Overbought ETFs: Buy These Two Anyway
In the financial markets, the term overbought can be off-putting to some investors. To some, learning that a stock, commodity or ETF is overbought could mean that security has run to levels not justified by the underlying fundamentals.
Conversely, simply because a security is overbought does not mean an imminent decline is in the offing. Take the examples of several marquee members of the Dow Jones Industrial Average.
Two weeks ago, stocks such as International Business Machines (NYSE: IBM), McDonalds' (NYSE: MCD) and Travelers (NYSE: TRV) were deemed overbought. Yet, all have kept going up, helping the Dow to a record high in the process.

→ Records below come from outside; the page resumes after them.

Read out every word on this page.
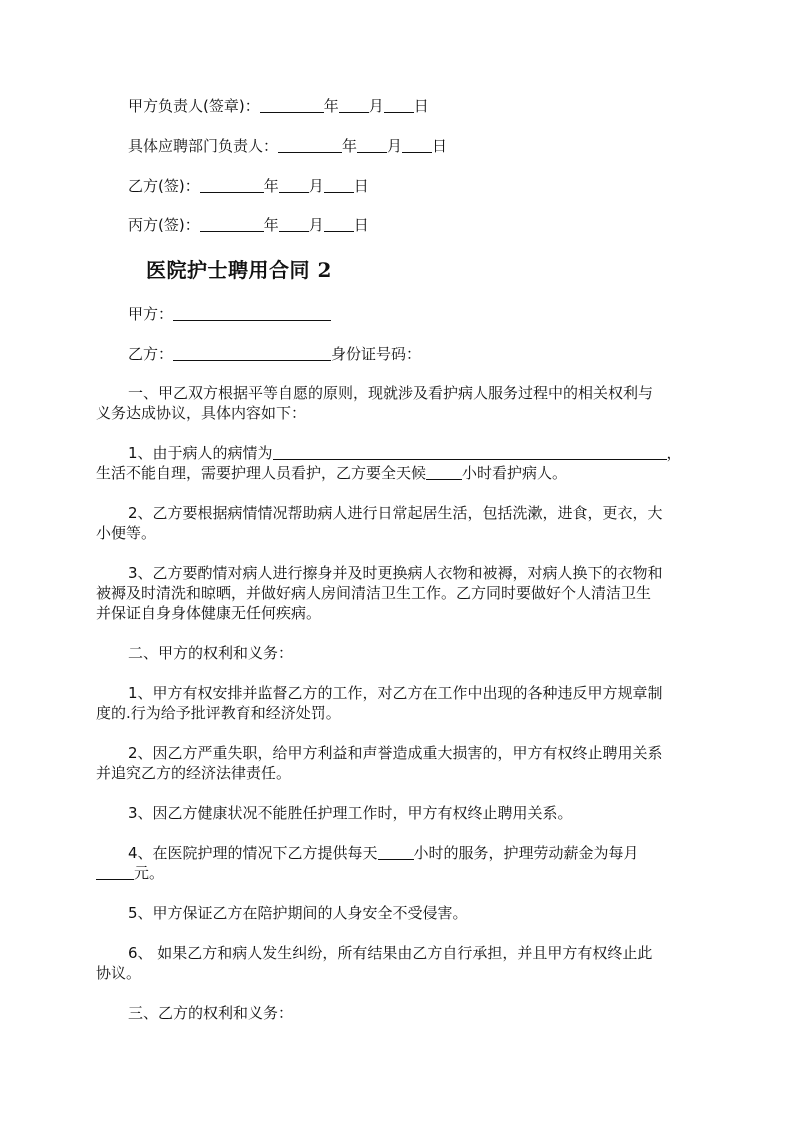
甲方负责人(签章)：	年 月 日
具体应聘部门负责人：	年 月 日
乙方(签)：	年 月 日
丙方(签)：	年 月 日
医院护士聘用合同 2
甲方：
乙方：	身份证号码：
一、甲乙双方根据平等自愿的原则，现就涉及看护病人服务过程中的相关权利与
义务达成协议，具体内容如下：
1、由于病人的病情为	，
生活不能自理，需要护理人员看护，乙方要全天候 小时看护病人。
2、乙方要根据病情情况帮助病人进行日常起居生活，包括洗漱，进食，更衣，大
小便等。
3、乙方要酌情对病人进行擦身并及时更换病人衣物和被褥，对病人换下的衣物和
被褥及时清洗和晾晒，并做好病人房间清洁卫生工作。乙方同时要做好个人清洁卫生
并保证自身身体健康无任何疾病。
二、甲方的权利和义务：
1、甲方有权安排并监督乙方的工作，对乙方在工作中出现的各种违反甲方规章制
度的.行为给予批评教育和经济处罚。
2、因乙方严重失职，给甲方利益和声誉造成重大损害的，甲方有权终止聘用关系
并追究乙方的经济法律责任。
3、因乙方健康状况不能胜任护理工作时，甲方有权终止聘用关系。
4、在医院护理的情况下乙方提供每天 小时的服务，护理劳动薪金为每月
元。
5、甲方保证乙方在陪护期间的人身安全不受侵害。
6、 如果乙方和病人发生纠纷，所有结果由乙方自行承担，并且甲方有权终止此
协议。
三、乙方的权利和义务：
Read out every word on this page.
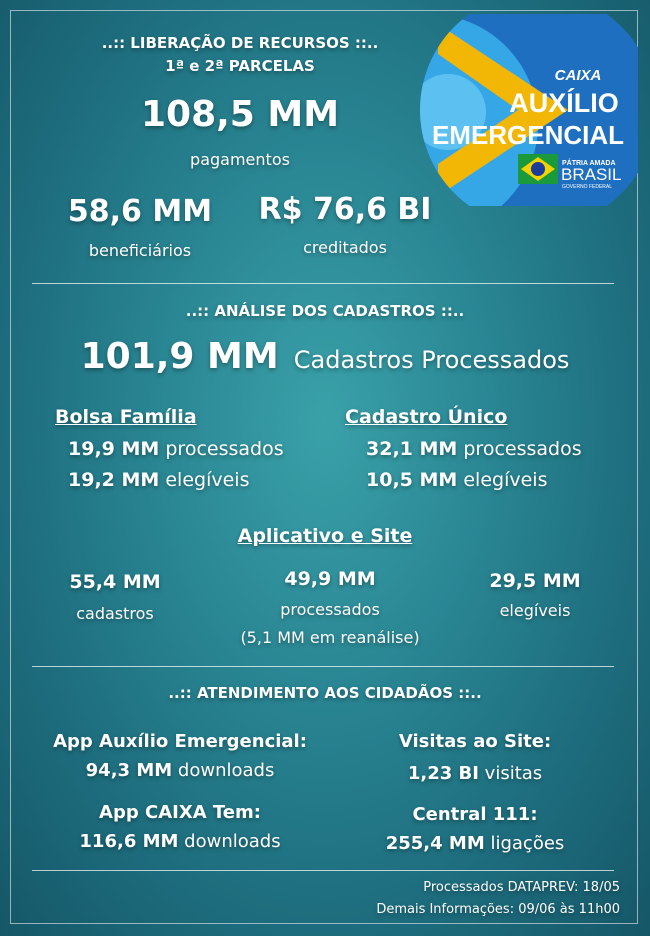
CAIXA
AUXÍLIO
EMERGENCIAL
PÁTRIA AMADA
BRASIL
GOVERNO FEDERAL
..:: LIBERAÇÃO DE RECURSOS ::..
1ª e 2ª PARCELAS
108,5 MM
pagamentos
58,6 MM
beneficiários
R$ 76,6 BI
creditados
..:: ANÁLISE DOS CADASTROS ::..
101,9 MM Cadastros Processados
Bolsa Família
19,9 MM processados
19,2 MM elegíveis
Cadastro Único
32,1 MM processados
10,5 MM elegíveis
Aplicativo e Site
55,4 MM
cadastros
49,9 MM
processados
(5,1 MM em reanálise)
29,5 MM
elegíveis
..:: ATENDIMENTO AOS CIDADÃOS ::..
App Auxílio Emergencial:
94,3 MM downloads
App CAIXA Tem:
116,6 MM downloads
Visitas ao Site:
1,23 BI visitas
Central 111:
255,4 MM ligações
Processados DATAPREV: 18/05
Demais Informações: 09/06 às 11h00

That is a simple way of saying that simply because a security is overbought investors do not need to ignore it until it becomes oversold. A screen for ETFs with relative strength index readings of 70 or higher trading within five percent or less of their 52-week highs was conducted.
Less than 40 funds showed up, but some are worth nibbling at right now.
First Trust Consumer Staples AlphaDEX Fund (NYSE: FXG) Simply put, 2013 has been a banner year thus far for the staples sector. A year-to-date gain of better than 11 percent for the Consumer Staples Select Sector SPDR (NYSE: XLP) proves as much.
As impressive as XLP has been, the First Trust Consumer Staples AlphaDEX Fund has been even better with a 12.5 percent gain. The reasons for this outperformance are easy to identify. For starters, is not as heavily allocated to slow-moving, low beta names such as Procter & Gamble (NYSE: PG) and Coca-Cola (NYSE: KO) as XLP is. In fact, Coke is not even a member of FXG's lineup and P&G represents less than one percent of the ETF's weight.
Of course that means FXG is more volatile than XLP, a fact proven by FXG's three-year standard deviation being 250 basis points above that of the S&P 500 Consumer Staples Index. However, in an environment where staples are a leadership group, FXG is ideally situated to continue to the upside.
Guggenheim Defensive Equity ETF (NYSE: DEF) Maybe it is because the Guggenheim Defensive Equity ETF has just over $82 million in assets under management or maybe it is because the ETF trades an average of less than 31,000 shares per day that this fund does not garner more attention. That is a shame because DEF is up more than 10 percent this year.
What DEF really needs is a name to change so it can be recognized as a participant in the low volatility ETF craze. After all, this is a legitimate "low vol" ETF.
DEF's beta is just 0.55 against the S&P 500 with a standard deviation 560 basis below that of the benchmark U.S. index, according to Guggenheim data. Not to mention, utilities and consumer staples combine for over 48 percent of DEF's sector weight.
Investors will also want to note DEF is not as boring as the aforementioned traits imply as the fund does offer decent international exposure as well. Three of DEF's top-20 holdings are international stocks. To DEF's credit, the fund does a decent job of mixing its non-U.S. exposure among developed and emerging markets.